33. Başvurucu tarafından maddi
tazminat talebinde bulunulmuş olmakla beraber, tespit edilen ihlal ile iddia
edilen maddi zarar arasında illiyet bağı bulunmadığı anlaşıldığından,
başvurucunun maddi tazminat talebinin reddine karar verilmesi gerekir.

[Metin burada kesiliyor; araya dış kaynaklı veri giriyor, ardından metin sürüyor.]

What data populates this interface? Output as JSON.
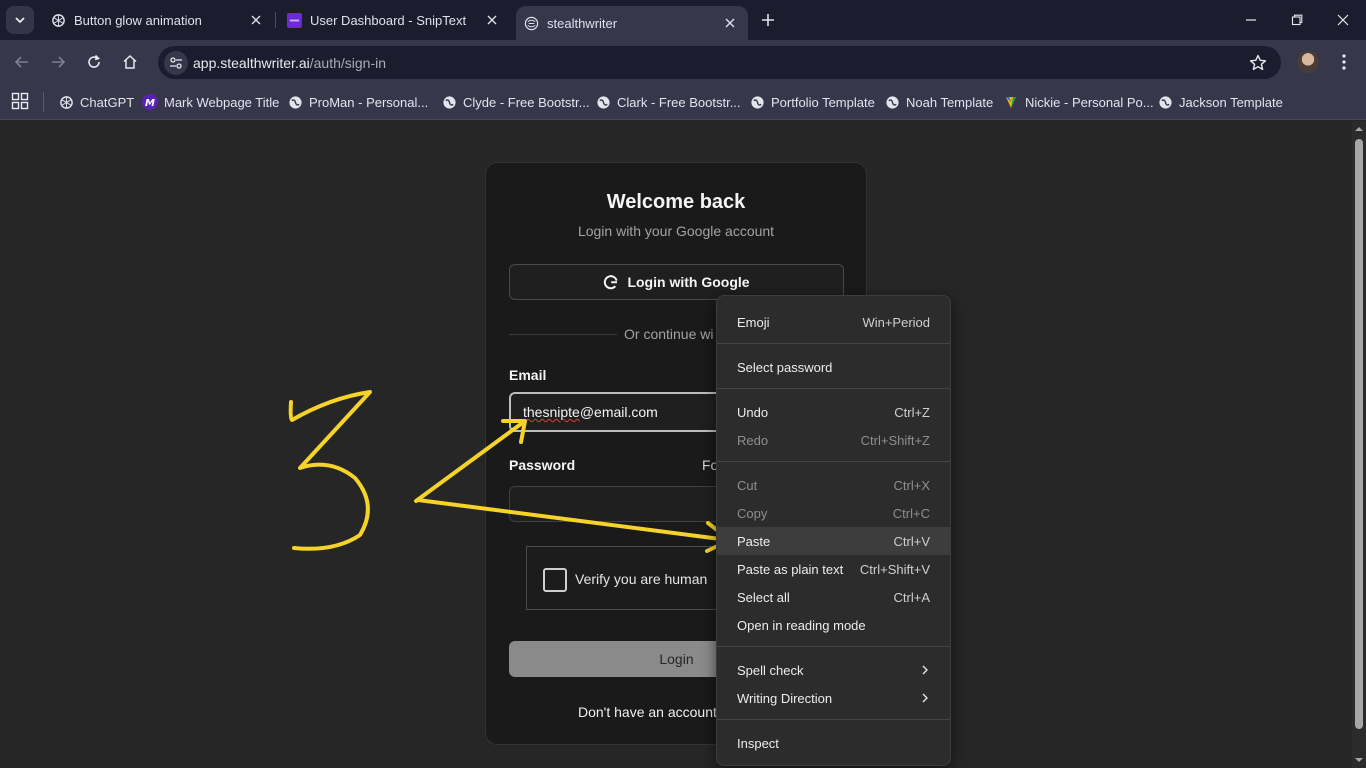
{
  "browser": {
    "tabs": [
      {
        "title": "Button glow animation",
        "icon": "openai-icon"
      },
      {
        "title": "User Dashboard - SnipText",
        "icon": "sniptext-icon"
      },
      {
        "title": "stealthwriter",
        "icon": "stealthwriter-icon",
        "active": true
      }
    ],
    "url_host": "app.stealthwriter.ai",
    "url_path": "/auth/sign-in",
    "bookmarks": [
      {
        "label": "ChatGPT",
        "icon": "openai-icon"
      },
      {
        "label": "Mark Webpage Title",
        "icon": "m-logo-icon"
      },
      {
        "label": "ProMan - Personal...",
        "icon": "globe-icon"
      },
      {
        "label": "Clyde - Free Bootstr...",
        "icon": "globe-icon"
      },
      {
        "label": "Clark - Free Bootstr...",
        "icon": "globe-icon"
      },
      {
        "label": "Portfolio Template",
        "icon": "globe-icon"
      },
      {
        "label": "Noah Template",
        "icon": "globe-icon"
      },
      {
        "label": "Nickie - Personal Po...",
        "icon": "leaf-icon"
      },
      {
        "label": "Jackson Template",
        "icon": "globe-icon"
      }
    ]
  },
  "login": {
    "title": "Welcome back",
    "subtitle": "Login with your Google account",
    "google_button": "Login with Google",
    "divider": "Or continue wi",
    "email_label": "Email",
    "email_value_prefix": "thesnipte",
    "email_value_suffix": "@email.com",
    "password_label": "Password",
    "forgot_partial": "Fo",
    "captcha_label": "Verify you are human",
    "login_button": "Login",
    "signup_prompt": "Don't have an account"
  },
  "context_menu": {
    "items": [
      {
        "label": "Emoji",
        "shortcut": "Win+Period"
      },
      {
        "label": "Select password",
        "shortcut": ""
      },
      {
        "label": "Undo",
        "shortcut": "Ctrl+Z"
      },
      {
        "label": "Redo",
        "shortcut": "Ctrl+Shift+Z",
        "disabled": true
      },
      {
        "label": "Cut",
        "shortcut": "Ctrl+X",
        "disabled": true
      },
      {
        "label": "Copy",
        "shortcut": "Ctrl+C",
        "disabled": true
      },
      {
        "label": "Paste",
        "shortcut": "Ctrl+V",
        "highlighted": true
      },
      {
        "label": "Paste as plain text",
        "shortcut": "Ctrl+Shift+V"
      },
      {
        "label": "Select all",
        "shortcut": "Ctrl+A"
      },
      {
        "label": "Open in reading mode",
        "shortcut": ""
      },
      {
        "label": "Spell check",
        "shortcut": ""
      },
      {
        "label": "Writing Direction",
        "shortcut": ""
      },
      {
        "label": "Inspect",
        "shortcut": ""
      }
    ]
  },
  "annotation": {
    "step_number": "3",
    "color": "#f5d328"
  }
}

34. Başvurucu tarafından yapılan
ve dosyadaki belgeler uyarınca tespit edilen 206,10 TL harç ve 1.500,00 TL
vekâlet ücretinden oluşan toplam 1.706,10 TL yargılama giderinin başvurucuya
ödenmesine karar verilmesi gerekir.
35. Başvuruya konu yargılamanın
on dört yılı aşkın süredir devam ettiği ve bu hususun makul sürede yargılanma
hakkını ihlal ettiği gözetilerek, anayasal bir hakkın ihlal edildiği açık olan
bir yargılama dosyasında, hukuka, adalete ve mahkemeye güven ilkesinin gördüğü
zararın devam etmesinin önlenmesi amacıyla, yargılamanın mümkün olan en kısa
sürede sonuçlandırılmasını teminen, kararın bir
örneğinin ilgili Mahkemesine gönderilmesine karar verilmesi gerekir.
V. HÜKÜM
Açıklanan
gerekçelerle;
A. Başvurucunun;
1. Makul sürede yargılanma hakkının ihlal edildiği yönündeki
iddiasının KABUL EDİLEBİLİR OLDUĞUNA,
2. Anayasa’nın 36. maddesinde güvence altına
alınan makul sürede yargılanma hakkının İHLAL EDİLDİĞİNE,
B. Başvurucuya net 10.500,00 TL manevi TAZMİNAT ÖDENMESİNE, başvurucunun tazminata ilişkin diğer
taleplerinin REDDİNE,
C. Başvurucu tarafından yapılan 206,10 TL harç ve 1.500,00 TL
vekâlet ücretinden oluşan toplam 1.706,10 TL yargılama giderinin BAŞVURUCUYA
ÖDENMESİNE,
D. Ödemelerin, kararın tebliğini takiben başvurucunun Maliye
Bakanlığına başvuru tarihinden itibaren dört ay içinde yapılmasına; ödemede
gecikme olması halinde, bu sürenin sona erdiği tarihten ödeme tarihine kadar
geçen süre için yasal faiz uygulanmasına,
E. Kararın bir örneğinin Yargıtaya
gönderilmesine,
22/6/2015
tarihinde OY BİRLİĞİYLE karar verildi.